Pero el rollo que traigo es de los buenos, de estos de primera mano. Vamos, que nací siendo escéptico hasta que me tuve que morder la lengua y callarme. Y con estas historias solo te callas cuando te pasan a ti. Porque el vaso se mueve y piensas “vale, puede ser por mil cosas” pero te lo empiezas a preguntar de verdad cuando eso empieza a soltar cosas que solo tú sabes y con las que, evidentemente, no te vas a gastar bromas a ti mismo.

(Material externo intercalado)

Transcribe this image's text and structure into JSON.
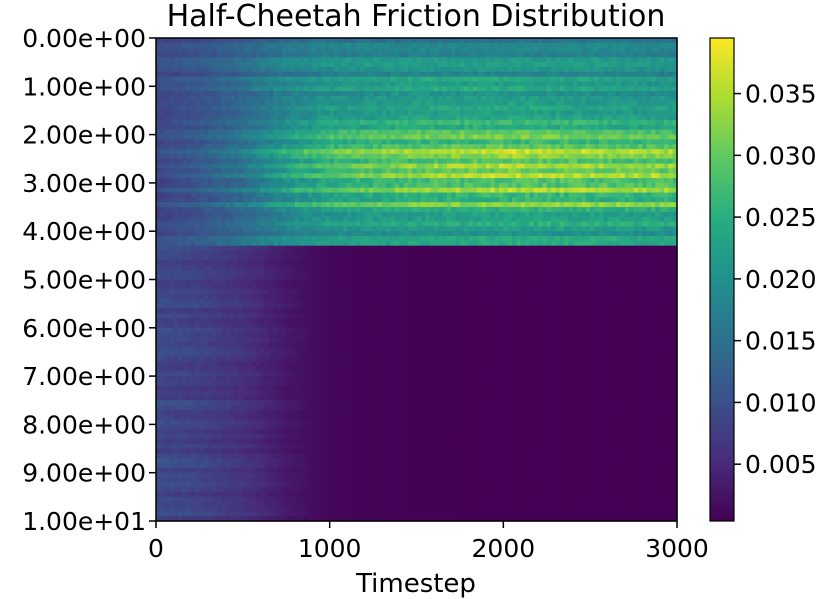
{
  "chart_data": {
    "type": "heatmap",
    "title": "Half-Cheetah Friction Distribution",
    "xlabel": "Timestep",
    "ylabel": "",
    "x_ticks": [
      0,
      1000,
      2000,
      3000
    ],
    "x_tick_labels": [
      "0",
      "1000",
      "2000",
      "3000"
    ],
    "xlim": [
      0,
      3000
    ],
    "y_ticks": [
      0,
      1,
      2,
      3,
      4,
      5,
      6,
      7,
      8,
      9,
      10
    ],
    "y_tick_labels": [
      "0.00e+00",
      "1.00e+00",
      "2.00e+00",
      "3.00e+00",
      "4.00e+00",
      "5.00e+00",
      "6.00e+00",
      "7.00e+00",
      "8.00e+00",
      "9.00e+00",
      "1.00e+01"
    ],
    "ylim": [
      0,
      10
    ],
    "y_direction": "top-to-bottom",
    "colormap": "viridis",
    "colorbar_ticks": [
      0.005,
      0.01,
      0.015,
      0.02,
      0.025,
      0.03,
      0.035
    ],
    "colorbar_tick_labels": [
      "0.005",
      "0.010",
      "0.015",
      "0.020",
      "0.025",
      "0.030",
      "0.035"
    ],
    "colorbar_range": [
      0.0004,
      0.0395
    ],
    "grid": false,
    "value_description": "Density per friction value over timesteps. Rows from 0.0 to ~4.3 increase to ~0.02-0.038 after t~1000 (peak near friction 2.5-3.2); rows above ~4.3 decay to near 0 after t~1000.",
    "time_samples": [
      0,
      250,
      500,
      750,
      1000,
      1500,
      2000,
      2500,
      3000
    ],
    "friction_samples": [
      0.0,
      1.0,
      2.0,
      2.5,
      3.0,
      3.5,
      4.0,
      5.0,
      6.0,
      7.0,
      8.0,
      9.0,
      10.0
    ],
    "values": [
      [
        0.009,
        0.01,
        0.012,
        0.015,
        0.016,
        0.016,
        0.016,
        0.017,
        0.016
      ],
      [
        0.009,
        0.011,
        0.014,
        0.018,
        0.02,
        0.022,
        0.022,
        0.021,
        0.02
      ],
      [
        0.009,
        0.011,
        0.015,
        0.021,
        0.025,
        0.027,
        0.028,
        0.027,
        0.026
      ],
      [
        0.009,
        0.012,
        0.016,
        0.023,
        0.028,
        0.031,
        0.033,
        0.032,
        0.031
      ],
      [
        0.009,
        0.012,
        0.016,
        0.023,
        0.028,
        0.032,
        0.034,
        0.033,
        0.033
      ],
      [
        0.009,
        0.011,
        0.015,
        0.021,
        0.025,
        0.027,
        0.028,
        0.028,
        0.027
      ],
      [
        0.009,
        0.011,
        0.014,
        0.018,
        0.02,
        0.021,
        0.022,
        0.022,
        0.021
      ],
      [
        0.009,
        0.008,
        0.006,
        0.003,
        0.001,
        0.0005,
        0.0004,
        0.0004,
        0.0004
      ],
      [
        0.009,
        0.008,
        0.006,
        0.003,
        0.001,
        0.0005,
        0.0004,
        0.0004,
        0.0004
      ],
      [
        0.009,
        0.008,
        0.006,
        0.003,
        0.001,
        0.0005,
        0.0004,
        0.0004,
        0.0004
      ],
      [
        0.009,
        0.008,
        0.006,
        0.003,
        0.001,
        0.0005,
        0.0004,
        0.0004,
        0.0004
      ],
      [
        0.009,
        0.008,
        0.006,
        0.003,
        0.001,
        0.0005,
        0.0004,
        0.0004,
        0.0004
      ],
      [
        0.009,
        0.008,
        0.006,
        0.003,
        0.001,
        0.0005,
        0.0004,
        0.0004,
        0.0004
      ]
    ]
  }
}
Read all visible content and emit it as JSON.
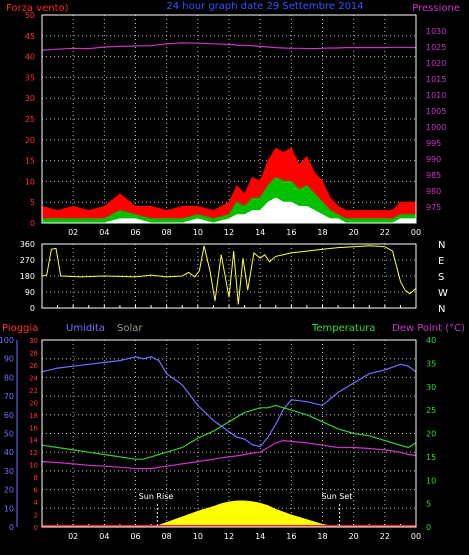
{
  "header": {
    "left_label": "Forza vento)",
    "center_title": "24 hour graph date 29 Settembre 2014",
    "right_label": "Pressione"
  },
  "lower_header": {
    "rain_label": "Pioggia",
    "humidity_label": "Umidita",
    "solar_label": "Solar",
    "temperature_label": "Temperatura",
    "dewpoint_label": "Dew Point (°C)"
  },
  "annotations": {
    "sun_rise": "Sun Rise",
    "sun_set": "Sun Set"
  },
  "colors": {
    "wind_gust": "#ff0000",
    "wind_speed": "#00c000",
    "wind_avg": "#ffffff",
    "pressure": "#cc33cc",
    "direction": "#ffff33",
    "humidity": "#7070ff",
    "temperature": "#33cc33",
    "dewpoint": "#cc33cc",
    "solar": "#ffff00",
    "rain": "#ff2020",
    "axis": "#ffffff",
    "grid": "#bbbbbb"
  },
  "chart_data": [
    {
      "type": "area",
      "id": "wind-pressure",
      "x": [
        0,
        1,
        2,
        3,
        4,
        5,
        6,
        7,
        8,
        9,
        10,
        11,
        12,
        12.5,
        13,
        13.5,
        14,
        14.5,
        15,
        15.5,
        16,
        16.5,
        17,
        17.5,
        18,
        18.5,
        19,
        19.5,
        20,
        21,
        22,
        22.5,
        23,
        24
      ],
      "xticks": [
        "02",
        "04",
        "06",
        "08",
        "10",
        "12",
        "14",
        "16",
        "18",
        "20",
        "22",
        "00"
      ],
      "y_left_range": [
        0,
        50
      ],
      "y_left_ticks": [
        0,
        5,
        10,
        15,
        20,
        25,
        30,
        35,
        40,
        45,
        50
      ],
      "y_right_range": [
        970,
        1035
      ],
      "y_right_ticks": [
        975,
        980,
        985,
        990,
        995,
        1000,
        1005,
        1010,
        1015,
        1020,
        1025,
        1030
      ],
      "series": [
        {
          "values": [
            4,
            3,
            4,
            3,
            4,
            7,
            4,
            4,
            3,
            4,
            4,
            3,
            5,
            9,
            7,
            11,
            10,
            15,
            18,
            17,
            18,
            14,
            16,
            12,
            10,
            6,
            4,
            3,
            3,
            3,
            3,
            3,
            5,
            5
          ]
        },
        {
          "values": [
            1,
            1,
            1,
            1,
            1,
            3,
            2,
            1,
            1,
            1,
            2,
            1,
            2,
            5,
            4,
            6,
            6,
            9,
            11,
            10,
            10,
            8,
            9,
            7,
            5,
            3,
            2,
            1,
            1,
            1,
            1,
            1,
            2,
            2
          ]
        },
        {
          "values": [
            0,
            0,
            0,
            0,
            0,
            1,
            1,
            0,
            0,
            0,
            1,
            0,
            1,
            2,
            2,
            3,
            3,
            5,
            6,
            5,
            5,
            4,
            4,
            3,
            2,
            1,
            1,
            0,
            0,
            0,
            0,
            0,
            1,
            1
          ]
        },
        {
          "values": [
            1024,
            1024.3,
            1024.6,
            1024.5,
            1025,
            1025.2,
            1025.3,
            1025.4,
            1026,
            1026.3,
            1026.2,
            1026,
            1025.8,
            1025.6,
            1025.5,
            1025.4,
            1025.2,
            1025,
            1024.8,
            1024.7,
            1024.6,
            1024.6,
            1024.5,
            1024.5,
            1024.6,
            1024.7,
            1024.7,
            1024.8,
            1024.8,
            1024.8,
            1024.8,
            1024.9,
            1024.9,
            1024.8
          ]
        }
      ]
    },
    {
      "type": "line",
      "id": "wind-direction",
      "x": [
        0,
        0.3,
        0.6,
        0.9,
        1.2,
        2.5,
        4,
        6,
        7,
        8,
        9,
        9.4,
        9.8,
        10.1,
        10.4,
        10.8,
        11.1,
        11.5,
        12,
        12.3,
        12.6,
        12.9,
        13.2,
        13.6,
        14,
        14.3,
        14.6,
        15,
        16,
        17,
        18,
        19,
        20,
        21,
        22,
        22.5,
        23,
        23.3,
        23.6,
        24
      ],
      "xticks": [
        "02",
        "04",
        "06",
        "08",
        "10",
        "12",
        "14",
        "16",
        "18",
        "20",
        "22",
        "00"
      ],
      "y_left_range": [
        0,
        360
      ],
      "y_left_ticks": [
        0,
        90,
        180,
        270,
        360
      ],
      "y_right_ticks": [
        "N",
        "W",
        "S",
        "E",
        "N"
      ],
      "series": [
        {
          "values": [
            180,
            185,
            330,
            335,
            180,
            175,
            180,
            175,
            185,
            175,
            180,
            200,
            175,
            210,
            350,
            200,
            40,
            300,
            60,
            320,
            20,
            280,
            100,
            310,
            280,
            300,
            260,
            290,
            310,
            320,
            330,
            340,
            345,
            350,
            345,
            320,
            150,
            100,
            80,
            110
          ]
        }
      ]
    },
    {
      "type": "line",
      "id": "humidity-temp-solar",
      "x": [
        0,
        1,
        2,
        3,
        4,
        5,
        6,
        6.5,
        7,
        7.5,
        8,
        9,
        10,
        11,
        11.5,
        12,
        12.5,
        13,
        13.5,
        14,
        14.5,
        15,
        15.5,
        16,
        17,
        18,
        19,
        20,
        21,
        22,
        23,
        23.5,
        24
      ],
      "xticks": [
        "02",
        "04",
        "06",
        "08",
        "10",
        "12",
        "14",
        "16",
        "18",
        "20",
        "22",
        "00"
      ],
      "y_left_rain_range": [
        0,
        30
      ],
      "y_left_rain_ticks": [
        0,
        2,
        4,
        6,
        8,
        10,
        12,
        14,
        16,
        18,
        20,
        22,
        24,
        26,
        28,
        30
      ],
      "y_left_humidity_range": [
        0,
        100
      ],
      "y_left_humidity_ticks": [
        0,
        10,
        20,
        30,
        40,
        50,
        60,
        70,
        80,
        90,
        100
      ],
      "y_right_range": [
        0,
        40
      ],
      "y_right_ticks": [
        0,
        5,
        10,
        15,
        20,
        25,
        30,
        35,
        40
      ],
      "sunrise_hour": 7.4,
      "sunset_hour": 19.1,
      "series": [
        {
          "values": [
            83,
            85,
            86,
            87,
            88,
            89,
            91,
            90,
            91,
            89,
            82,
            76,
            65,
            57,
            54,
            51,
            48,
            47,
            44,
            43,
            48,
            55,
            63,
            68,
            67,
            65,
            72,
            77,
            82,
            84,
            87,
            86,
            83
          ]
        },
        {
          "values": [
            17.5,
            17,
            16.5,
            16,
            15.5,
            15,
            14.5,
            14.5,
            15,
            15.5,
            16,
            17,
            19,
            20.5,
            21.5,
            22.5,
            23.5,
            24.5,
            25,
            25.5,
            25.5,
            26,
            25.5,
            25,
            24,
            22.5,
            21,
            20,
            19.5,
            18.5,
            17.5,
            17,
            18
          ]
        },
        {
          "values": [
            14,
            13.8,
            13.5,
            13.2,
            13,
            12.8,
            12.5,
            12.5,
            12.5,
            12.8,
            13,
            13.5,
            14,
            14.5,
            14.8,
            15,
            15.2,
            15.5,
            15.8,
            16,
            17,
            18,
            18.5,
            18.3,
            18,
            17.5,
            17,
            17,
            16.8,
            16.5,
            16,
            15.5,
            15.3
          ]
        },
        {
          "values": [
            0,
            0,
            0,
            0,
            0,
            0,
            0,
            0,
            0,
            10,
            25,
            55,
            85,
            110,
            125,
            135,
            140,
            140,
            136,
            128,
            115,
            95,
            80,
            65,
            40,
            15,
            0,
            0,
            0,
            0,
            0,
            0,
            0
          ]
        }
      ]
    }
  ]
}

Ahí va: cinco mataos un viernes noche aburridos en un sótano y algo pasados de rosca. Tres de ellos, entre los que me incluyo, amigos íntimos. De los que no juegan con tus muertos y eso ni de coña. El resto, otro novicio escéptico del asunto y un firme defensor del espiritismo que nos cuenta su versión del asunto. Nos convence y decidimos probar bajo su guía. Y joder que si funcionaba. Solo habla el moderador y el resto de preguntas deben de pasar por él. Se pide permiso para empezar, se pide permiso para terminar. Que dejar la puerta abierta es lo más peligroso que por lo visto se puede hacer. Y llevábamos seis o siete conversaciones ya de todo tipo, la mayoría bastante fluidas y todas desde el respeto (en lo que más insistió nuestro colega “médium”) cuando decide dejarnos a nuestra suerte y quedarse de espectador, para que nos quede claro que no se está quedando con nosotros. Mi mejor amigo, echao pa’lante como ninguno, decide pedir el puesto de moderador. Y en su primera vez, sale mi difunto abuelo paterno.

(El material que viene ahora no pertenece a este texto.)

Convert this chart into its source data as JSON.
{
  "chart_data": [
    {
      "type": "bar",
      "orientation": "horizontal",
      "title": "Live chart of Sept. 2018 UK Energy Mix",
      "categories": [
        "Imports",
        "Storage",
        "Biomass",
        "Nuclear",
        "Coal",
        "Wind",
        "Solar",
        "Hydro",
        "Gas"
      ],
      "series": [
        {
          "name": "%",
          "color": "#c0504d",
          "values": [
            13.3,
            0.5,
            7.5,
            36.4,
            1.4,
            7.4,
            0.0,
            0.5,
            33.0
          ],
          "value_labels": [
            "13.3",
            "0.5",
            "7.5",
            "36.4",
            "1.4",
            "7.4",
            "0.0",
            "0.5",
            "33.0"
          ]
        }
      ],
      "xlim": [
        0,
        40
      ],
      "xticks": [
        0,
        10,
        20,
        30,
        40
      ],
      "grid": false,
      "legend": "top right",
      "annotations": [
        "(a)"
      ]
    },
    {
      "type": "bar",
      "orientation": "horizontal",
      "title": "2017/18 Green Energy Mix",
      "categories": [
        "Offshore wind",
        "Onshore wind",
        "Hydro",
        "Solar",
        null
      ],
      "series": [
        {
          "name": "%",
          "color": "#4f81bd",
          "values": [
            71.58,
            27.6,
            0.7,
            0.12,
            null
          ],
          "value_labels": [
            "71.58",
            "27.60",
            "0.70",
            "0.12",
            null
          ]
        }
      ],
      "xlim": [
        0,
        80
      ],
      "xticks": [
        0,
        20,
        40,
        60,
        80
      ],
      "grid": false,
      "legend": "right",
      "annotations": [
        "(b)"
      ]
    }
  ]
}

¡Pam! El vaso deja de responderle y se empieza a bloquear. Blanco como el papel y al borde de un ataque de giñitis aguda me salto las reglas y empiezo a hablar directamente yo. Y todo vuelve a fluir con normalidad. Preguntas y respuestas claras, nombres, causas de defunción, secretos familiares…ninguno de los presentes tenía esa información y si la hubieran tenido nunca se hubieran atrevido a gastarme una broma tan pesada. Y no tanto por cariño, más bien por mi gancho de derecha.

Lo que siguió fue para mí, penséis lo que penséis, una bonita conversación entre un nieto y un abuelo que no tuvieron mucho tiempo para conocerse (se me fue cuando era un crío). Tenía de todo menos miedo, incluso se me pasó el frío que hacía ese día. No quería ni parar, pero a mi colega le iba a provocar un paro cardíaco si me enrollaba más. No he vuelto a hacer nunca otra ouija y se que muchos estudios sostienen que es nuestra misma mente la que se encarga de mover el tema sin que nos demos cuenta. Pero la verdad, a mi me gusta más la versión de que de verdad estaba él al otro lado. ¿Que queréis que os diga?, no veo porque temerle tanto a eso de que un familiar te observe desde donde sea que esté. Eso de pensar que mi abuelo esté ahora mismo a mi lado leyendo estas líneas a mi me encanta. Nunca sería una presencia maligna y nunca me desearía ningún mal.

Así que ya sabéis, os dejo con una canción chula para quitarle hierro al asunto. Pasadlo genial mañana, no os emborrachéis demasiado y no os pongáis disfraces demasiado provocativos. Que ya sabéis que cabe la posibilidad de que haya alguien observándonos…y mejor no enfadarle mucho por si acaso, ¿no?